As she described things I didn't tell her that I'd seen my Dad that way and she'd thought I was just curious or maybe had a boyfriend and wanted to know what to do.
Now it was years later and I was home for the summer began thinking of my Dad in a sexual fashion for the first time.
I returned to his bedroom and computer then copied all of those photos onto my flash drive and explored his computer further. I found a folder of pictures labeled 'Mine' and opened it.
I saw what seemed hundreds of pictures Dad had taken of himself and he was naked in most of them and a large number of the naked ones showed him aroused or masturbating. Those pictures showed everything and I grew more fascinated and sexually aroused.
I copied that folder too to my flash drive then I found several Messenger programs I was already familiar with.
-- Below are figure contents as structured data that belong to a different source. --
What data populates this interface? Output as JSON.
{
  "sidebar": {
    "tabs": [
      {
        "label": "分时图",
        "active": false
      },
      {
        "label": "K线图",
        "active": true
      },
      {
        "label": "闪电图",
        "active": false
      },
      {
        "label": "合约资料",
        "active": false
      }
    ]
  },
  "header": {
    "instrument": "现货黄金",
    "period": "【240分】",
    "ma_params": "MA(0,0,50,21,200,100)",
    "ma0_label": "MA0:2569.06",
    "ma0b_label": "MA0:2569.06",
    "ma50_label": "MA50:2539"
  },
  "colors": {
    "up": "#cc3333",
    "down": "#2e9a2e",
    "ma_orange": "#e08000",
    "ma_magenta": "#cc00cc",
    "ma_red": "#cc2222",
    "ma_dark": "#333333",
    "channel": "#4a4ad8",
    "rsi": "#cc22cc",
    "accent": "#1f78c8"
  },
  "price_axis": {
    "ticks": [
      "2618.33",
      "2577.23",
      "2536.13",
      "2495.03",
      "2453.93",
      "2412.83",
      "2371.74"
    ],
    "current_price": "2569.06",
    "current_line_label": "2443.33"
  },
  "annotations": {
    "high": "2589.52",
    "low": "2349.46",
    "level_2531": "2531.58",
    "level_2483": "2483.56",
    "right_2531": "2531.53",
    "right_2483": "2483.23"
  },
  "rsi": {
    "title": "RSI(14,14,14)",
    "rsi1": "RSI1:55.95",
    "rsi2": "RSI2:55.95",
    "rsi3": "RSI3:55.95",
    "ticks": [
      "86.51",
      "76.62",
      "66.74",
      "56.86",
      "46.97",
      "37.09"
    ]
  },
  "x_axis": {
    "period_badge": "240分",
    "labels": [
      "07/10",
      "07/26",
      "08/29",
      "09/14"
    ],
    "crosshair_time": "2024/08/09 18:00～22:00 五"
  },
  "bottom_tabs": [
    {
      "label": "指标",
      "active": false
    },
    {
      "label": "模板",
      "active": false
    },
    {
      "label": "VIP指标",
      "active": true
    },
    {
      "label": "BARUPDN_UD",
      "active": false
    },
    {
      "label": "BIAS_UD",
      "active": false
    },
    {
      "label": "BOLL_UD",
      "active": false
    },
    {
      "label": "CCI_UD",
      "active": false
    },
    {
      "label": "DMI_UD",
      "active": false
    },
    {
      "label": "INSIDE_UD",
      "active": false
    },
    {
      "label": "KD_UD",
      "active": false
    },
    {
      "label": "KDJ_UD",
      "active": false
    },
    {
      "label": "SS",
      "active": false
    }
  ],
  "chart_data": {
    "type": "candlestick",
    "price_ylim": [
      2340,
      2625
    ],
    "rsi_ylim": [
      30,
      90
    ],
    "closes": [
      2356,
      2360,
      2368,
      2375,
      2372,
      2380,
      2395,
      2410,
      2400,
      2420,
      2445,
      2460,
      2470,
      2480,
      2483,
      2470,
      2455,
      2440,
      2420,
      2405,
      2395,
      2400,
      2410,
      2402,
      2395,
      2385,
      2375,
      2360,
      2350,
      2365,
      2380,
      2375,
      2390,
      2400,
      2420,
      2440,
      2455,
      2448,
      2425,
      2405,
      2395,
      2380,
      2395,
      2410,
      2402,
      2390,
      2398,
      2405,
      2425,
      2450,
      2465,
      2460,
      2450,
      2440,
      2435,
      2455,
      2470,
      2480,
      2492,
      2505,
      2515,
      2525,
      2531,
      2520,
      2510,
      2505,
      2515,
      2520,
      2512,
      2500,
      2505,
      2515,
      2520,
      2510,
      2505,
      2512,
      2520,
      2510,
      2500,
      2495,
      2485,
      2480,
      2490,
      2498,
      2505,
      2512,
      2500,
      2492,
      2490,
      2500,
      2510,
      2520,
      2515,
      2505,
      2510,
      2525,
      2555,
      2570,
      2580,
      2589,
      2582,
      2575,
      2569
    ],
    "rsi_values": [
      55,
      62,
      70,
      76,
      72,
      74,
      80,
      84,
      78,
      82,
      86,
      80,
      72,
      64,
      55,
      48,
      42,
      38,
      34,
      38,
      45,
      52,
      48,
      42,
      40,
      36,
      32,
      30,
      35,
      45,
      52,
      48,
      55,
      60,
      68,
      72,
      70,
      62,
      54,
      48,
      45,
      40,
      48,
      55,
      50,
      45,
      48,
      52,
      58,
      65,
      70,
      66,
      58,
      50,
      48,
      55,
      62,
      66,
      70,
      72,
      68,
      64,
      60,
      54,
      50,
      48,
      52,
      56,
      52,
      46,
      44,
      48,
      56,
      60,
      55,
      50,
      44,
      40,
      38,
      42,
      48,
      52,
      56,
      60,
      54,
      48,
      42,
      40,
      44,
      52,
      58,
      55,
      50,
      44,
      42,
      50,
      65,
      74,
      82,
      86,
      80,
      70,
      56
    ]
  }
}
When I opened those programs I found that Dad had set them so he didn't have to enter a User name or password and the computer opened them automatically. I looked through his contact list and even found his User Name. I used his account to find his passwords and copied them onto my flash drive too. Next I went through his archives and read many of his sessions with different women.
The women all seemed to want Dad and to watch him naked and sometimes stroking or climaxing as they watched. A few apparently also posed naked for him and even sent him their photos and videos.
I paused and found where Dad had stored the videos then copied those too into my flash drive. I was learning a lot about my Dad and with that knowledge my body became increasingly aroused. In a folder under that folder he'd named 'Mine' I found videos he'd made of himself. Those too went on my flash drive and then I watched a few of them and learned why those women loved seeing my Dad. Dad did everything from stripping to dressing and showed every part of his body and apparently the way he treated himself while masturbating. I had to pause and relieve myself then and it took me a long time to clear some of it from my system as I climaxed deeper and more often than any previous time in my life.
I wasn't blaming Dad now and after a few videos I wanted Dad to do those things for me and even more but I couldn't mention these things to him could I? I couldn't even tell him I'd found out.